SQL WTF. Yeah, another one



  • Say you have a table like this:

    Person  |  Amount
    -------------------------
     Alice    |    5
     Bob     |    10
     Bob     |    15
     Chad   |    20
     David  |    30
    ......
    few thousand rows of that

    And you wanted to get results in a certain format, for only certain values of "Person":

    Total   | Alice  | Bob | Chad
    --------------------------------------
      50     |   5      |  25   |   20

    Hopefully, your SQL would not look like this:

    SELECT
    IFNULL(SUM(IF(Person IN ("Alice", "Bob", "Chad"),Amount,NULL)),0) AS "Total",

    IFNULL(SUM(IF(Provider="Alice",Amount,NULL)), 0) AS "Alice",
    IFNULL(SUM(IF(Provider="Bob",Amount,NULL)), 0) AS "Bob",
    IFNULL(SUM(IF(Provider="Chad",Amount,NULL)), 0) AS "Chad",
    ..... (more rows follow)

    FROM table



  • Poor database design such as that means that crap SQL queries are needed.



  • IMO it's the job of the application to format the data as necessary, no need to abuse the database.



  • @alias said:

    Poor database design such as that means that crap SQL queries are needed.


    Also perhaps poor display design.

    I mean, the data is stored in that direction, but the display of it is 90° rotated. Why not just keep the vertical layout?



  • I'm guessing this is probably access, but the basic idea looks a lot like the only way to do pivot tables in SQL Server prior to 2005. As to changing the application, well maybe its a 3rd part application which can't be changed?



  • Crosstab queries have traditionally been a pain in straight SQL.  If this is MSSQL 2005, take a look at PIVOT, as it designed for this.  If not, you could use dynamic SQL rather than that mess.

    Unless this is a contrived example, I'm not sure I'd display the data this way.  I can understand if the columns are constant (months, quarters, sales territories). I'd display the data another way or use the UI/Reporting module to format the data.

    Larry



  • PIVOT is a nice addition to SQL, but it really only works for trivial examples.  I can't think of any good repoting tool that would be happy with a variable number of columns being returned from the data source.

    90% of the time pivoting is a UI issue.  Do a GROUP BY query to get the data and then dynamically design the report taking into account the number of groups returned.  The other 10% of the time can be taken care of by returning a pivoted result set and making a simple HTML table out of them or binding to a generic (no specific column definitions) DataGrid.  If the query language doesn't do pivots, then dynamically build the query.  And yes, it will look a lot like the given query.



  • @dhromed said:

    I mean, the data is stored in that direction, but the display of it is 90° rotated. Why not just keep the vertical layout?
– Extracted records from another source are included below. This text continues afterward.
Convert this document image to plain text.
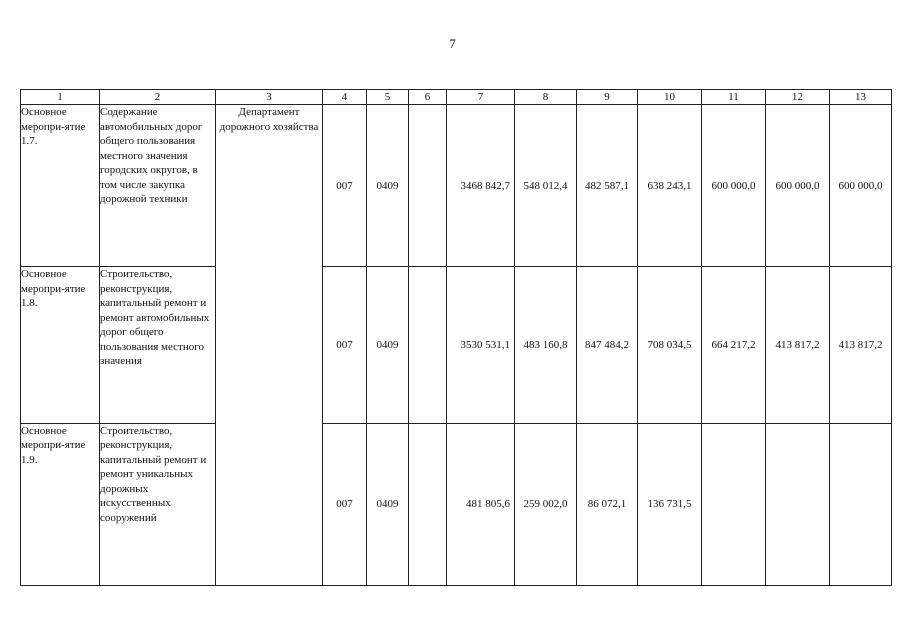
7
1	2	3	4	5	6	7	8	9	10	11	12	13
Основное меропри-ятие 1.7.	Содержание автомобильных дорог общего пользования местного значения городских округов, в том числе закупка дорожной техники	Департамент дорожного хозяйства	007	0409		3468 842,7	548 012,4	482 587,1	638 243,1	600 000,0	600 000,0	600 000,0
Основное меропри-ятие 1.8.	Строительство, реконструкция, капитальный ремонт и ремонт автомобильных дорог общего пользования местного значения		007	0409		3530 531,1	483 160,8	847 484,2	708 034,5	664 217,2	413 817,2	413 817,2
Основное меропри-ятие 1.9.	Строительство, реконструкция, капитальный ремонт и ремонт уникальных дорожных искусственных сооружений		007	0409		481 805,6	259 002,0	86 072,1	136 731,5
    Or, indeed, run the query vertically, then append columns rather than appending rows to get the horizontal layout...



  • @random_garbage said:

    @dhromed said:
    I mean, the data is stored in that direction, but the display of it is 90° rotated. Why not just keep the vertical layout?

    Or, indeed, run the query vertically, then append columns rather than appending rows to get the horizontal layout...



    You know those fancy LCD monitors you can rotate?

    That'd be [i]perfect[/i]! :)



  • There are actually books about exactly this type of query.  For example:


    An example query:
    http://www.stephenforte.net/owDasBlog/PermaLink.aspx?guid=2b0532fc-4318-4ac0-a405-15d6d813eeb8

    The benifit is, in some circumstances, you can generate reports in a single pass at the database.



  • Actually, that SELECT CASE..END, CASE...END, CASE...END, CASE...END, etc is the appropriate way to handle that in SQL Server <= 2000, and, as far as I know, Postgres or MySQL.  Oracle probably has built in pivot support.

    The only other option is to create the table, and then run N updates, one for each column.  This is probably going to be slower than the first option, even if it looks prettier.